Geekery is, on some level, driven by a feeling of ownership. Of personalization. I like X, Y, and Z (Lord of the Rings, Harry Potter, and Batman, if you must know) because I somehow connect with the characters, the narrative, the world. That’s my connection, but that’s also probably the biggest fiction of all.
I don’t expect my friends to remain static, to never grow or change. And they don’t. Sometimes the relationship adapts, and sometimes it starts to dissolve.
In the worst-case scenarios, there can be feelings of disappointment. Even betrayal. But it’s generally for the best. Because I’m not the same person I used to be, either. I don’t have all the same friends now as I did when I was first wearing Underoos. I’ve changed, and I would resent anyone who told me I had to stay the same, always.
Similarly, a franchise can’t survive on nostalgia alone. It’s inevitable that our childhood heroes will be rebooted and repackaged. Sure, sometimes that means Jar-Jar Binks lopes his gangly self onto the screen, but sometimes Heath Ledger paints his face up and terrorizes Gotham City.

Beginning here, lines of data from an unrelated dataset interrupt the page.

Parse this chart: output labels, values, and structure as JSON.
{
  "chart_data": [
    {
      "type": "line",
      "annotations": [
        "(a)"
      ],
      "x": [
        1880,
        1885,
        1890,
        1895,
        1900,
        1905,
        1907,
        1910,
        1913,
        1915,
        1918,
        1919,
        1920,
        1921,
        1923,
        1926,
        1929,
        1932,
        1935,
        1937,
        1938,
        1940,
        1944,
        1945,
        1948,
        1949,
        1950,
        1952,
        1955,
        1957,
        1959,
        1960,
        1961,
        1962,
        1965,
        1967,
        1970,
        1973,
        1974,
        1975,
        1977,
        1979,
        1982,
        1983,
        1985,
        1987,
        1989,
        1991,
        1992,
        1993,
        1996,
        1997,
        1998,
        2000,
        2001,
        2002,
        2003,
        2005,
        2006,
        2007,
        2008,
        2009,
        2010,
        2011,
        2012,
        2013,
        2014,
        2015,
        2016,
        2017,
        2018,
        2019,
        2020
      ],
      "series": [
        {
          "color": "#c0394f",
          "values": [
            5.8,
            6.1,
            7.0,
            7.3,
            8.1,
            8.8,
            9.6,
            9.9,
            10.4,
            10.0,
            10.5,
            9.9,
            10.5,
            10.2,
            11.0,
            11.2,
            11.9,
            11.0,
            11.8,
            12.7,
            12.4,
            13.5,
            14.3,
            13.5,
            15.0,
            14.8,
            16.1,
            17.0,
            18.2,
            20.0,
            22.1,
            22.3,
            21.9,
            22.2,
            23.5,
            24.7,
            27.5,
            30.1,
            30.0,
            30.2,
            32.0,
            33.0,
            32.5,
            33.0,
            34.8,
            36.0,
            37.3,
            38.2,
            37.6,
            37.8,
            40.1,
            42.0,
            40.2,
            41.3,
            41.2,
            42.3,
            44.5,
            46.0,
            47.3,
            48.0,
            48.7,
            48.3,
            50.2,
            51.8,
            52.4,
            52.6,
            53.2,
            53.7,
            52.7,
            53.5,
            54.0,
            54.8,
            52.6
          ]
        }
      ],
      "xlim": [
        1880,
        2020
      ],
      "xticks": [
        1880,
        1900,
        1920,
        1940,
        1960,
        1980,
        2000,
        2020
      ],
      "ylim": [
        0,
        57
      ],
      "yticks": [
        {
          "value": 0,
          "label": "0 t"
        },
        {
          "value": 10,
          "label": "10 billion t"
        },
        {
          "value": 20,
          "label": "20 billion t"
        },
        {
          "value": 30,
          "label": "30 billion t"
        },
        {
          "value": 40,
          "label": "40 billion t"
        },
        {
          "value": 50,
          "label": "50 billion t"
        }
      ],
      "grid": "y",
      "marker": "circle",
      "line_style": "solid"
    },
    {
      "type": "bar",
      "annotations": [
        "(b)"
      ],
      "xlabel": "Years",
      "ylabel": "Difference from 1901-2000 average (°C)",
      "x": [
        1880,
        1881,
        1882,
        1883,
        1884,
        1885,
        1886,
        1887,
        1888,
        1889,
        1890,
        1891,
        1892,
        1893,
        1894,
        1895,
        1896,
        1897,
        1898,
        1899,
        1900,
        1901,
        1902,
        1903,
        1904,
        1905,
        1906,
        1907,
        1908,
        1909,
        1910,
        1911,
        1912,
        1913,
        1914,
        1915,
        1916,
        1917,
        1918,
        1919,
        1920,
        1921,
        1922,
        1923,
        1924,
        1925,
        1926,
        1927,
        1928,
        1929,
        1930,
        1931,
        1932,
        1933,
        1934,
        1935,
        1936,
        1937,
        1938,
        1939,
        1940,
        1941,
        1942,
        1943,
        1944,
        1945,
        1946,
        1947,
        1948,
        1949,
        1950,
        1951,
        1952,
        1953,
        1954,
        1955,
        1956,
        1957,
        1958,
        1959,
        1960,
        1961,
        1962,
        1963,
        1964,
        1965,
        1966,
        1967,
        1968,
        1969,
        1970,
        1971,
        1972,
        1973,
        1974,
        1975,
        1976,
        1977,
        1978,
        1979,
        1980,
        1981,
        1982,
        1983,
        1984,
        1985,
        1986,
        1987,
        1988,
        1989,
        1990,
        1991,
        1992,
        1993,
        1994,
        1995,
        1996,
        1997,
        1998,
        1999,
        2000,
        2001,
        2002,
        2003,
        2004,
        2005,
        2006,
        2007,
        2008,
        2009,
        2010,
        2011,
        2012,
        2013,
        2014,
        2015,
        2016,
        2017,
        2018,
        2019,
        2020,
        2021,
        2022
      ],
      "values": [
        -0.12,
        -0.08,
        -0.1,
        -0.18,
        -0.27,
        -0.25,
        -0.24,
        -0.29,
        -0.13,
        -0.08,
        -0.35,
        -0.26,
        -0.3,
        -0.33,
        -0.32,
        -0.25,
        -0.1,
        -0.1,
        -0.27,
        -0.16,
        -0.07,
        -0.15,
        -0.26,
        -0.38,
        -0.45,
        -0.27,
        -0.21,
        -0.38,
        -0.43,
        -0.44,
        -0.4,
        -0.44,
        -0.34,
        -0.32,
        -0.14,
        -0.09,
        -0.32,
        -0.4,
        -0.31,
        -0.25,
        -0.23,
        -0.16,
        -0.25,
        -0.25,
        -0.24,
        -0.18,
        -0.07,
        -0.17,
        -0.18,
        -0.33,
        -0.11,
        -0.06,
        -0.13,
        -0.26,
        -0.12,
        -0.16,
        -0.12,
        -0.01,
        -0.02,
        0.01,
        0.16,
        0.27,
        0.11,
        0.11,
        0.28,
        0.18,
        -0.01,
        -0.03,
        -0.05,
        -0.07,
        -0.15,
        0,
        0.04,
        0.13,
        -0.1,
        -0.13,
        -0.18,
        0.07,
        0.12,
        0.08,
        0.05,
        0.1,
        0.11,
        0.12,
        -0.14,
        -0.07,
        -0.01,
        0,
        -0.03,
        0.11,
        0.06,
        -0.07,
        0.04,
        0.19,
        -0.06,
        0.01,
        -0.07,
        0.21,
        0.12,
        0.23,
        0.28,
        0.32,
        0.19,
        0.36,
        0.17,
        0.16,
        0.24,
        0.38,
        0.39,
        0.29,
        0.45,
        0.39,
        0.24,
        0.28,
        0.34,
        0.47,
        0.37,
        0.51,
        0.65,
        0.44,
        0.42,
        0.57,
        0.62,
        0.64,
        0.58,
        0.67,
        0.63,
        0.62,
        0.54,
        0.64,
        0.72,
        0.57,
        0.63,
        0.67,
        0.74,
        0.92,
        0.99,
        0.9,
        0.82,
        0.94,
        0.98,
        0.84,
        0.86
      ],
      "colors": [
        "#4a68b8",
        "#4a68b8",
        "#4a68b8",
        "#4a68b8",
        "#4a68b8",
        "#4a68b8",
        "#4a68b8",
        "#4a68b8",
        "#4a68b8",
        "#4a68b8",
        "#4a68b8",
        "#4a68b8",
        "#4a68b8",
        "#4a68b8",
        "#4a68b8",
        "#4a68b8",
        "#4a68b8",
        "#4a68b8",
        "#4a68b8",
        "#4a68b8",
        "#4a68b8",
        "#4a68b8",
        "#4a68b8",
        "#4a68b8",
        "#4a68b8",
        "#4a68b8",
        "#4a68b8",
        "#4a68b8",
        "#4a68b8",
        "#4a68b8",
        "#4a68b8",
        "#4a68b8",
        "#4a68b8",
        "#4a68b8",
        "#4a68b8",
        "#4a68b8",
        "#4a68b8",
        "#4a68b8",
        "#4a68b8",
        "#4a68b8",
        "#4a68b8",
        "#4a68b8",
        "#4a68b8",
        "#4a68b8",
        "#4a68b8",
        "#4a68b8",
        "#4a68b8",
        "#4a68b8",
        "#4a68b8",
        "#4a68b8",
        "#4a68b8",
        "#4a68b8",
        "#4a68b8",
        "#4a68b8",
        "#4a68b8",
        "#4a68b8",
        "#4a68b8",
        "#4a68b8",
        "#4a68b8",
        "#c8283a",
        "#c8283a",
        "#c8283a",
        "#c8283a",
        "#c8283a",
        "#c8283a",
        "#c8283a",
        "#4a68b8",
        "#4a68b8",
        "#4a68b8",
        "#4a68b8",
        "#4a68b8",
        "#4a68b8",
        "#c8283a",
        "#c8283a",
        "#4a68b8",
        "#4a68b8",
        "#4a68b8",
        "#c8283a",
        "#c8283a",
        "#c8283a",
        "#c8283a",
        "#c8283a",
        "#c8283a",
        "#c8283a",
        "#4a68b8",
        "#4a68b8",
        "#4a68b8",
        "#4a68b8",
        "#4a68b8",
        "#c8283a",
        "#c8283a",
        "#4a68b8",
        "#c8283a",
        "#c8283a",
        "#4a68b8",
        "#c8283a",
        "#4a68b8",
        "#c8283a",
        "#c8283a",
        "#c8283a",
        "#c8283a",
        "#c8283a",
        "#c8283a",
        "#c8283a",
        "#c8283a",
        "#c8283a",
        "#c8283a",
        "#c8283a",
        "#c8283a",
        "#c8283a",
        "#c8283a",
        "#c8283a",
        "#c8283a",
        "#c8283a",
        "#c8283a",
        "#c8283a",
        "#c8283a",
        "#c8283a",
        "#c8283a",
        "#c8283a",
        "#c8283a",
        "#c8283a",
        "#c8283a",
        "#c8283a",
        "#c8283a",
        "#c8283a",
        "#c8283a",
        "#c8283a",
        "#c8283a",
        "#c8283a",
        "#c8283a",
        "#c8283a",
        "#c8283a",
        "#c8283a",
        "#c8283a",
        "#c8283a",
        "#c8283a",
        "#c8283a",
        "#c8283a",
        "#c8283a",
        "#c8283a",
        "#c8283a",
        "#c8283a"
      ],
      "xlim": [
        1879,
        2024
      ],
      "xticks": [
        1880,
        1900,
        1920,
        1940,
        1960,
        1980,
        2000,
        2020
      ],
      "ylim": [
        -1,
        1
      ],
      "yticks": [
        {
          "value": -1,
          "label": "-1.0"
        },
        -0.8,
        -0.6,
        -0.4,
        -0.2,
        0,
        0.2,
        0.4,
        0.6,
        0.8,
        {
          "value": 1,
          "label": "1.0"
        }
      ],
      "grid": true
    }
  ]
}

And really, a fresh set of eyes on a beloved icon isn’t always a bad thing. Compare the more recent Doctor Whos (Doctors Who?) to the early days of Daleks exterminating their way across TV screens. Or the early-2000s launch of Battlestar Galactica.
We can’t hold too tightly to the past, because we’ll miss out on the possibilities the future promises. Maybe Clark Kent’s blogs will change the—nah, I can’t go that far. The geek in me may be willing to give Krypton’s wayward son some leeway, but the journalist in me isn’t ready to go that far yet.